Businesses have long recognized the power of VBrick technologies to stream inside the corporate network. Indeed, the combination of Rev video management in the cloud and on-premise distribution using Rev’s integrated eCDN (comprising Distributed Media Engines, or DMEs) make it simple to stream to employees and external viewers regardless of their device or location. However, it can be valuable to stream using both internal systems such as Rev, and external, consumer-facing systems such as YouTube or Facebook.
Fortunately, VBrick makes it easy to push video streams out to external consumer-facing services as well as to internal users. In this two-part blog series, we will first examine how to push content to YouTube, and then how to push content to Facebook.

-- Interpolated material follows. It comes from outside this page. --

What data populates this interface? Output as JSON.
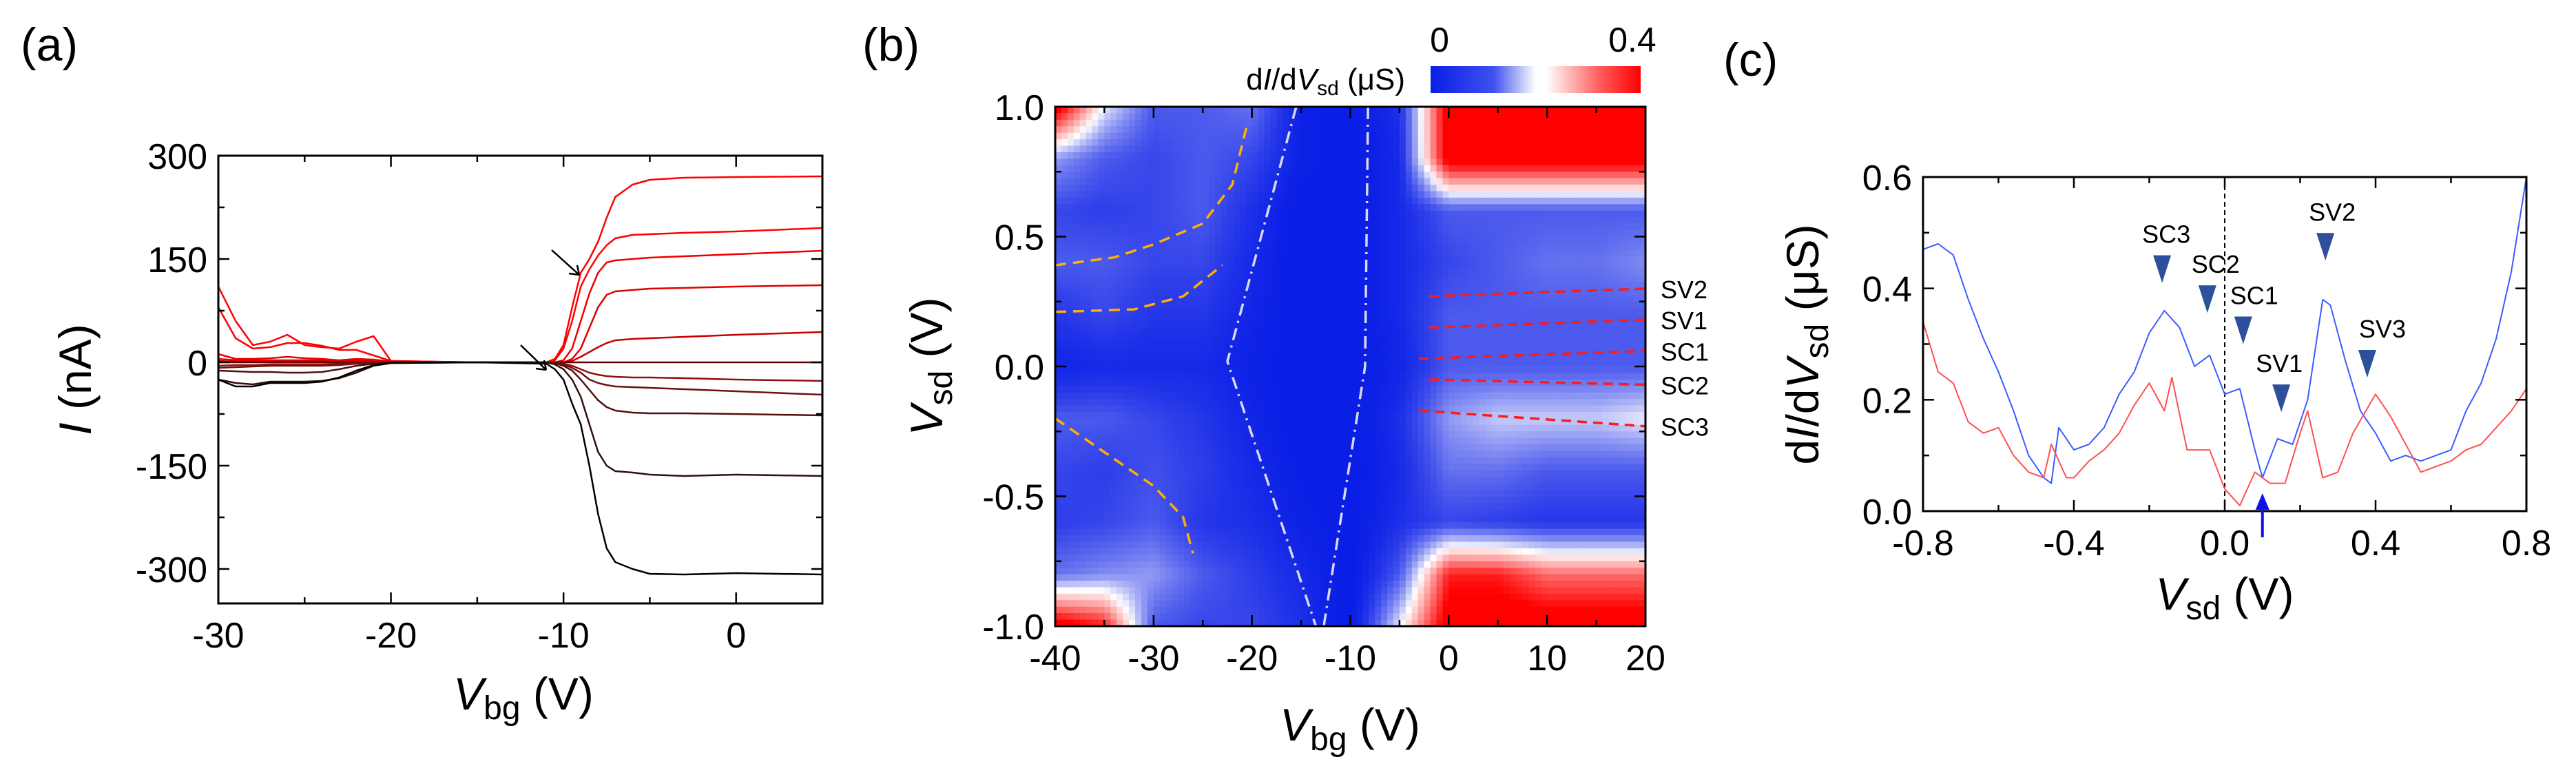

Recently, YouTube has made live streaming available (in beta form) to all account holders, regardless of subscribers. To configure live streaming, you may need to go through a verification process. Start this process by accessing the Creator Studio and going to the Live Streaming section or by accessing https://www.youtube.com/live_dashboard when authenticated to your account.
After the YouTube verification process, you’ll be asked to complete some basic information about the stream including its categorization and privacy settings. You can additionally choose to schedule a live stream in advance at a particular time, or go live as soon as a stream is detected.
VBrick DME Configuration:
To set up your VBrick DME, you’ll need two key things from YouTube: the Server URL and the Stream name/key as listed in the screenshot above. For video sources, you will need an appropriate streaming source, a software or hardware encoder, or a video conferencing system with appropriate integrations. In this case, I’ve used a Cisco Telepresence DX70 as my video source, streamed through a Cisco TelePresence Content Server to the DME. (Note: This is intended to provide one example of a possible configuration, and is not intended to imply engineering certification.)
Once the stream source is sending video to your DME, navigate to the DME admin page, and go to Output Configuration -> Flash Push.
Populate fields on this page as follows:
Within a few seconds of applying your changes, you should see ‘Status=Connected’ listed on the DME Flash Push page, and an indication of the successful stream on the YouTube page – along with a preview of the stream.